L'AMD Strix Halo (gfx1151) a une réputation méritée dans la communauté du LLM local : 96GB de RAM unifiée, une bande passante mémoire correcte, et un support ROCm qui, sans être parfait, tient la route pour de l'inférence texte. Ce que j'ai voulu vérifier cette semaine, c'est si cette réputation tenait aussi pour la génération d'image. Verdict : non, pas du tout.
Le test
Sur ma machine RAG Pro (EVO-X2, Strix Halo gfx1151, 96GB unifiés), j'ai comparé Flux1-schnell (déjà en place et fonctionnel) à trois alternatives plus récentes : Qwen-Image-2512 en GGUF Q8, sa variante distillée, et FLUX.2 Klein 9B en bf16 pur — donc sans aucune quantification, pour isoler la variable "kernel non optimisé" de la variable "pénalité de quantification".
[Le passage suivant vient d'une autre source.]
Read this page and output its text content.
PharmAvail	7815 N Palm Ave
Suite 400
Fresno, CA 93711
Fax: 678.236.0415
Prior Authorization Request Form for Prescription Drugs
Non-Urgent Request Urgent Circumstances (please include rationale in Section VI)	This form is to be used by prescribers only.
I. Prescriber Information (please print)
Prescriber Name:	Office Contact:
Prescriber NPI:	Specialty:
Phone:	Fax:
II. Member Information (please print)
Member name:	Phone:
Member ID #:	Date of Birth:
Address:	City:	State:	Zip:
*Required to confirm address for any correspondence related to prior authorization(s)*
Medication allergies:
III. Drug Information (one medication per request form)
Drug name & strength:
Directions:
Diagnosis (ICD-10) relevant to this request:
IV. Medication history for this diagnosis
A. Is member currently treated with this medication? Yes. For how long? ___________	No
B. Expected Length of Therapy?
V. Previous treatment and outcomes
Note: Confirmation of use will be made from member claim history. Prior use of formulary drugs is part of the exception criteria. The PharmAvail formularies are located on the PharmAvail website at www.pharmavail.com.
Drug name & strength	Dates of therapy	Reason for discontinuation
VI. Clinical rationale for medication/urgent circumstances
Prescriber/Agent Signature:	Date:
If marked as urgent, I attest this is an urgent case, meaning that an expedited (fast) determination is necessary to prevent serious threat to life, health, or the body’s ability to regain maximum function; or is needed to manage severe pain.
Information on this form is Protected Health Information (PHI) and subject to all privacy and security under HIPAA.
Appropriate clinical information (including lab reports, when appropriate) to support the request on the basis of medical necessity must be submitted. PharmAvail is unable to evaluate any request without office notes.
| Modèle | Steps | Temps total | Mémoire (GTT) | Verdict |
|---|---|---|---|---|
| Flux1-schnell (baseline) | 4 | ~23-26s | ~32 Go | référence |
| Qwen-Image-2512 (GGUF Q8) | 30 | 704s | 37,0 Go | 30x plus lent |
| Qwen-Image-Distill (GGUF) | 15 | 226s | ~37,4 Go | 10x plus lent |
| FLUX.2 Klein 9B (bf16) | 20 | 198s (8,3s load + 190s gen) | 34,0 Go | 8,6x plus lent |
Ce que ces chiffres ne disent pas au premier coup d'œil
La mémoire n'a jamais été le facteur limitant. Sur les quatre tests, j'ai toujours eu entre 30 et 58 Go de marge libre — aucun OOM, aucun swap significatif. Si la RAM unifiée était le goulot d'étranglement, FLUX.2 Klein en bf16 pur aurait dû s'en sortir correctement : c'est le test le plus "propre" des quatre, sans quantification GGUF pour brouiller les pistes.
Il ne s'en est pas sorti. Et le détail le plus intéressant n'est pas le temps total, mais sa courbe : la génération démarre à 0,2s/step et termine autour de 9s/step — une dégradation en cours de run, pas un temps constant élevé dès le départ. Ce n'est pas la signature d'un kernel simplement "non optimisé mais stable" ; c'est plutôt celle d'un phénomène cumulatif — contention de bande passante entre iGPU et CPU sur une charge soutenue, ou throttling thermique que Flux1-schnell, avec ses 4 steps expédiés en 23 secondes, n'a jamais le temps de déclencher.
Flux1-schnell s'en sort bien précisément parce qu'il ne sollicite jamais la puce longtemps. Les modèles plus lourds, eux, révèlent une limite qui n'apparaît que sur une charge soutenue — probablement la même raison pour laquelle l'inférence LLM (des séquences de tokens courtes et répétées) se comporte bien sur cette architecture là où la diffusion (des passes forward continues et lourdes) s'effondre.
Conclusion
Sur Strix Halo, Flux1-schnell reste la seule option d'image generation viable — pas par choix, mais parce que c'est le seul modèle testé qui ne reste pas assez longtemps sur la puce pour révéler le problème. Pas d'autres essais prévus sur ce matériel pour l'instant.
Le prochain levier, si le besoin se représente, c'est une carte dédiée avec un support ROCm plus mature — typiquement une Radeon PRO W7800 48GB (RDNA3 desktop, gfx1100) plutôt que l'iGPU. Elle sert pour d'autres tests mais à terme je veux tester comment elle va s'en sortir.